Em política tudo é permitido, exceto deixar-se surpreender. Nas últimas semanas, Bolsonaro vinha executando uma mudança estratégica: migrava gradativamente do negacionismo para a defesa da vacinação. O movimento foi mais lento do que o avanço do coronavírus exigia.
Bolsonaro apressou o passo. Mas sua retórica chegou desacompanhada das doses de vacina necessárias para atingir a almejada imunização coletiva. Consolidou-se a impressão de que a pandemia virou um problema maior do que a capacidade do governo de resolvê-lo.
Em consequência, ocorre um gradativo deslocamento de poder do âmbito do Executivo para o Legislativo. Esse deslocamento começou a se esboçar quando Bolsonaro trocou, por pressão dos seus aliados no Congresso, um general por um médico no Ministério da Saúde.
Também o chanceler Ernesto Araújo, visto no Legislativo como estorvo para a aquisição de vacinas no exterior, virou uma demissão esperando para acontecer.
A migração ganhou maior nitidez depois que o presidente do Senado, Rodrigo Pacheco, assumiu o papel de interlocutor dos governadores na crise sanitária.
A coisa ficou definitivamente clara no instante em que o presidente da Câmara, Arthur Lira, acendeu no plenário o que ele chamou de "sinal amarelo."
"Tudo tem limite", disse Lira, referindo-se aos erros cometidos no enfrentamento da pandemia. Num discurso escrito previamente, sem improvisos, o deputado fez questão de qualificar os equívocos: "Erros primários, erros desnecessários, erros inúteis...", ele disse.
Contra a síndrome do erro, lembrou o réu do centrão que comanda a Câmara, os remédios do Legislativo "são conhecidos" e "amargos". Alguns são "fatais", Lira realçou, como se desejasse lembrar a existência de sete dezenas de pedidos de impeachment em sua gaveta.
Bolsonaro viu-se compelido a receber Arthur Lira em seu gabinete fora da agenda. Levou o deputado até a saída do Planalto, para que os repórteres testemunhassem a cena. "Não tem problema entre nós", disse o presidente, num esforço para passar a impressão de que faz e acontece.
Os presidentes do Senado e da Câmara ocupam a boca do palco empurrados por empresários com os quais se reuniram na semana passada, em São Paulo.

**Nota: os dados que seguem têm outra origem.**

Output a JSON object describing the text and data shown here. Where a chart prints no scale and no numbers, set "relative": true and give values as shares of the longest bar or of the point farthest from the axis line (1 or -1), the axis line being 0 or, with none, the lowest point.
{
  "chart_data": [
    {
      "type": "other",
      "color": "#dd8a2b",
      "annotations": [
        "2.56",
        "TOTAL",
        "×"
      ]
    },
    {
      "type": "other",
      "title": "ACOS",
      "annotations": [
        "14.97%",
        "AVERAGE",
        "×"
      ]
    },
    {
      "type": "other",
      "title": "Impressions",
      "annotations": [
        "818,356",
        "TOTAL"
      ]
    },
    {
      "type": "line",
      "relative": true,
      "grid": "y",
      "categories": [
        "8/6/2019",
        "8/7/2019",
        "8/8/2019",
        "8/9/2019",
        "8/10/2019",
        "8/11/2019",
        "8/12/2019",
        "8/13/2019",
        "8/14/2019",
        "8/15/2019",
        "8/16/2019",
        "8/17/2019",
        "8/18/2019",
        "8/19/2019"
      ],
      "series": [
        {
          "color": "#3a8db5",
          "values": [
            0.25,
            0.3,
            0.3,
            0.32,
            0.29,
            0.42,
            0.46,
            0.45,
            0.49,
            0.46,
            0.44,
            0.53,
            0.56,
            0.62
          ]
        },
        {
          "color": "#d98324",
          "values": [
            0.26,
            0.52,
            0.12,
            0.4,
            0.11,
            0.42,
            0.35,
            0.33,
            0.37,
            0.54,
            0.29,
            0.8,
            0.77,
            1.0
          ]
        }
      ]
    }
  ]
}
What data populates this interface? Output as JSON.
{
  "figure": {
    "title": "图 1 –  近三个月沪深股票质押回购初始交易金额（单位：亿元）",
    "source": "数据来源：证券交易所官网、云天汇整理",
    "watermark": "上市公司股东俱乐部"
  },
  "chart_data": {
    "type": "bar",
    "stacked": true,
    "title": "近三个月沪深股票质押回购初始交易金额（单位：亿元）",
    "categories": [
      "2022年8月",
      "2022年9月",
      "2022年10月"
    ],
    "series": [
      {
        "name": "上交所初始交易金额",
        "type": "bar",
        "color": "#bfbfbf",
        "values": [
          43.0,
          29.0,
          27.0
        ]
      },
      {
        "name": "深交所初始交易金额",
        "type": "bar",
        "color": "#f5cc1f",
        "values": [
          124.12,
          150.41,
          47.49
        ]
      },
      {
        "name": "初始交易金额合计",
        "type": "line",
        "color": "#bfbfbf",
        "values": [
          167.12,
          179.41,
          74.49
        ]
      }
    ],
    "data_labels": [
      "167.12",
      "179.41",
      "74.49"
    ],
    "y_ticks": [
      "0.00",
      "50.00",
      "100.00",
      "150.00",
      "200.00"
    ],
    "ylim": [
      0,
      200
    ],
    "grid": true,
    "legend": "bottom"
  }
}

Não é que Bolsonaro será arrancado do poder abruptamente. A questão é que os fatos revelam que, a despeito de permanecer no volante, Bolsonaro já não dita o rumo às forças contraditórias que gravitam ao seu redor. Em vez de governá-las, é governado por elas.
A mudança é compatível com a evolução da pandemia. Nenhum cenário pode permanecer inalterado com a presença de mais de 300 mil cadáveres na paisagem.